#226 • Cadenhead Caperdonich 35 ans 1977

50.2% alc./vol.
Distillerie Caperdonich, Rothes, Speyside, Écosse.

En guise de conclusion à la soirée « whiskys à histoire » du 22 avril 2014 au Club de Scotch Whisky de Québec, nous avons eu droit à une perle qui date de l’année de la sortie de La Guerre des Étoiles, de la mort du King, et aussi de ma naissance, le Cadenhead Caperdonich 35 ans 1977.

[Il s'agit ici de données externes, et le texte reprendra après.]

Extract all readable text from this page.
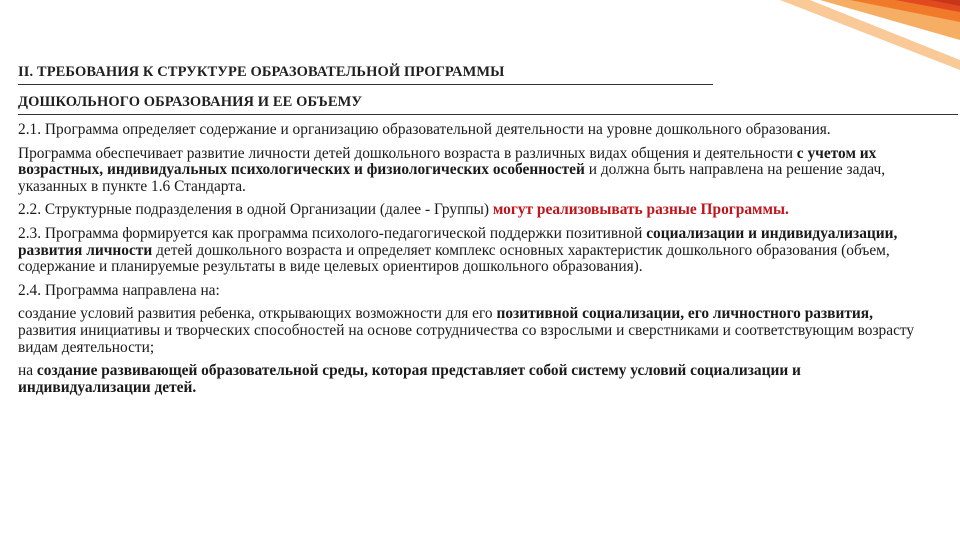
II. ТРЕБОВАНИЯ К СТРУКТУРЕ ОБРАЗОВАТЕЛЬНОЙ ПРОГРАММЫ
ДОШКОЛЬНОГО ОБРАЗОВАНИЯ И ЕЕ ОБЪЕМУ

2.1. Программа определяет содержание и организацию образовательной деятельности на уровне дошкольного образования.

Программа обеспечивает развитие личности детей дошкольного возраста в различных видах общения и деятельности с учетом их возрастных, индивидуальных психологических и физиологических особенностей и должна быть направлена на решение задач, указанных в пункте 1.6 Стандарта.

2.2. Структурные подразделения в одной Организации (далее - Группы) могут реализовывать разные Программы.

2.3. Программа формируется как программа психолого-педагогической поддержки позитивной социализации и индивидуализации, развития личности детей дошкольного возраста и определяет комплекс основных характеристик дошкольного образования (объем, содержание и планируемые результаты в виде целевых ориентиров дошкольного образования).

2.4. Программа направлена на:

создание условий развития ребенка, открывающих возможности для его позитивной социализации, его личностного развития, развития инициативы и творческих способностей на основе сотрудничества со взрослыми и сверстниками и соответствующим возрасту видам деятельности;

на создание развивающей образовательной среды, которая представляет собой систему условий социализации и индивидуализации детей.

La distillerie Caperdonich a été fondée en 1898 par J. & J. Grant, les fondateurs de la distillerie Glen Grant. Au départ Caperdonich s’appelait même Glen Grant 2, mais malheureusement pour diverses raisons elle dût fermer boutique quatre ans plus tard. Rachetée et réouverte par Glenlivet en 1965, son nom fut changé car la loi britannique les empêchait d’avoir une distillerie portant le même nom qu’une autre. C’est à ce moment qu’est née Caperdonich sous sa forme moderne. Avec les années quelques changements s’opérèrent, elle passa aux mains de Seagram en 1977, puis à celles de Pernod Ricard en 2001, qui la referma malheureusement un an plus tard.

À l’automne 2010 la distillerie Caperdonich fut complètement démolie.

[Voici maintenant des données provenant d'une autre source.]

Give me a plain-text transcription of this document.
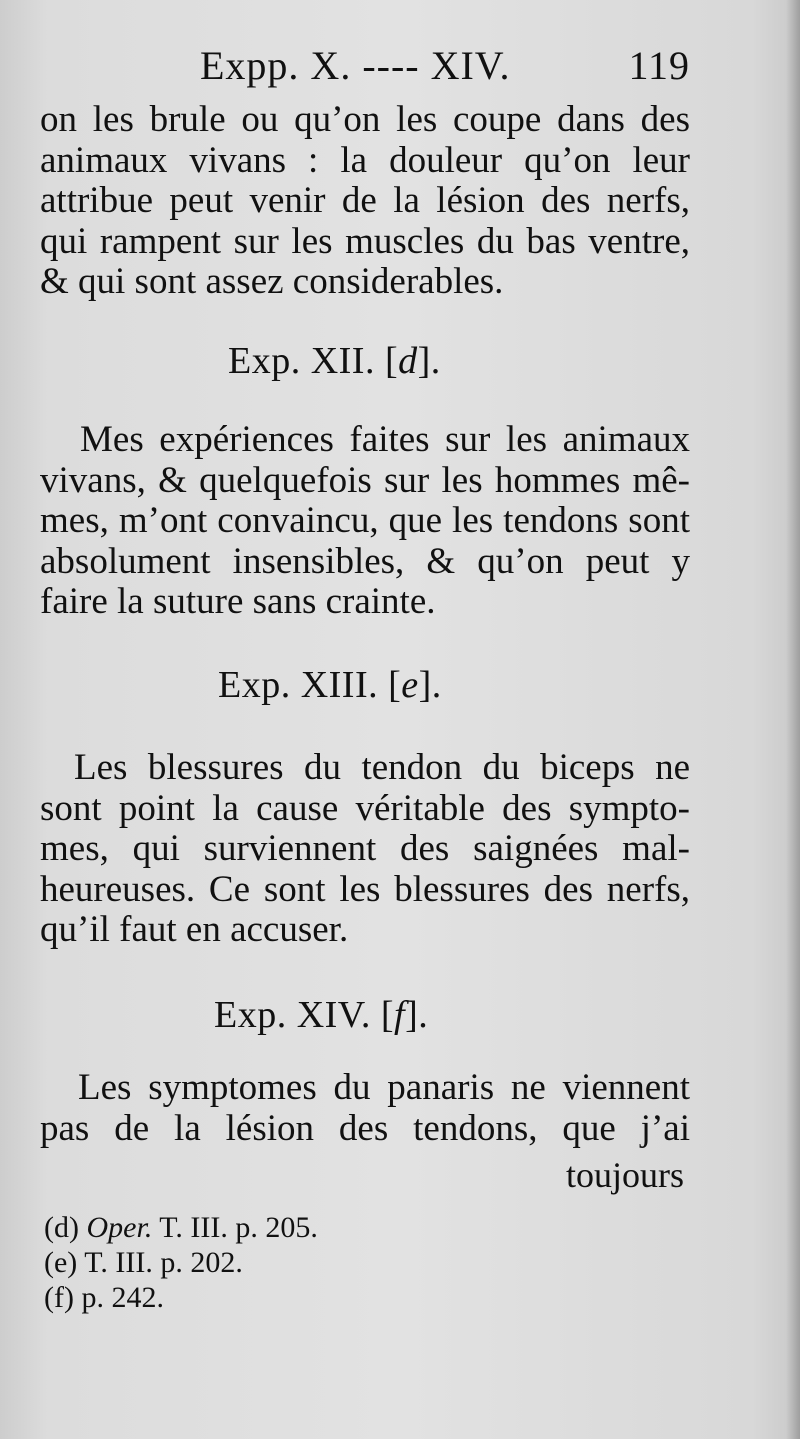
Expp. X. ---- XIV.	119
on les brule ou qu’on les coupe dans des
animaux vivans : la douleur qu’on leur
attribue peut venir de la lésion des nerfs,
qui rampent sur les muscles du bas ventre,
& qui sont assez considerables.
Exp. XII. [d].
Mes expériences faites sur les animaux
vivans, & quelquefois sur les hommes mê-
mes, m’ont convaincu, que les tendons sont
absolument insensibles, & qu’on peut y
faire la suture sans crainte.
Exp. XIII. [e].
Les blessures du tendon du biceps ne
sont point la cause véritable des sympto-
mes, qui surviennent des saignées mal-
heureuses. Ce sont les blessures des nerfs,
qu’il faut en accuser.
Exp. XIV. [f].
Les symptomes du panaris ne viennent
pas de la lésion des tendons, que j’ai
toujours
(d) Oper. T. III. p. 205.
(e) T. III. p. 202.
(f) p. 242.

L’expression d’aujourd’hui provient de l’embouteilleur indépendant Cadenhead, le plus ancien en Écosse avec sa fondation en 1842.

Comme l’illustre si bien ce bon vieux proverbe écossais :

La pluie d’aujourd’hui est le whisky de demain…

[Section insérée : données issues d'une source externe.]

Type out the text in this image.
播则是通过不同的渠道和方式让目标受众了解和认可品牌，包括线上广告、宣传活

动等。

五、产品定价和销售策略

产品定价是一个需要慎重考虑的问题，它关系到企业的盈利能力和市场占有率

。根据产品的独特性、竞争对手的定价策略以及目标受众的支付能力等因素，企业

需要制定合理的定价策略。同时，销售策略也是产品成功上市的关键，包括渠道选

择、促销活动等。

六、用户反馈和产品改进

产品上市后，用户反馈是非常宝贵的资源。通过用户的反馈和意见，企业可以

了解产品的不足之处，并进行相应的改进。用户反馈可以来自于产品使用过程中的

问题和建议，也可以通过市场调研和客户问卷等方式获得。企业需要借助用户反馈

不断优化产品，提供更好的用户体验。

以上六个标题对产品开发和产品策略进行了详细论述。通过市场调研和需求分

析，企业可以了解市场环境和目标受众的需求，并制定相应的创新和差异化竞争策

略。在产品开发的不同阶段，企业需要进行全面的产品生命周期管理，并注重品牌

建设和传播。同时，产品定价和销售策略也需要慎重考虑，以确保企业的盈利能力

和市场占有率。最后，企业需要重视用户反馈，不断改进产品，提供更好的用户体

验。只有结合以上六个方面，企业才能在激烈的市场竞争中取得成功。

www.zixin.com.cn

Presque brun tellement il est orangé de xérès.

Nez:
Sherry butt à fond. Caramel, toffee, orange, dattes, raisins secs, tabac à pipe aromatisé, pacanes, amandes, crème brûlée et baril de chêne. Ça semble énorme, voire même intimidant, mais c’est renversant tellement c’est bien orchestré.

Bouche:
Douceur du sherry. Chêne juteux, raisins, figues, dattes, frangipane même. Pâte d’amande et feuille de tabac sous un voile d’épices du xérès. Tout simplement divin.

Finale:
Toujours, et tant mieux, cette bonne pâte d’amande. Légère cerise teintée de cuir qui s’estompe doucement dans l’astringence du xérès et de ses épices. Muscade et cannelle.

Équilibre:
Vraiment un superbe exemple d’un vénérable sherry butt réussi. Un équilibre remarquable sur une construction splendide.

Note: ★★★★

#225 • Glenglassaugh 37 ans 1974

56% alc./vol.
Distillerie Glenglassaugh, Portsoy, Highlands, Écosse.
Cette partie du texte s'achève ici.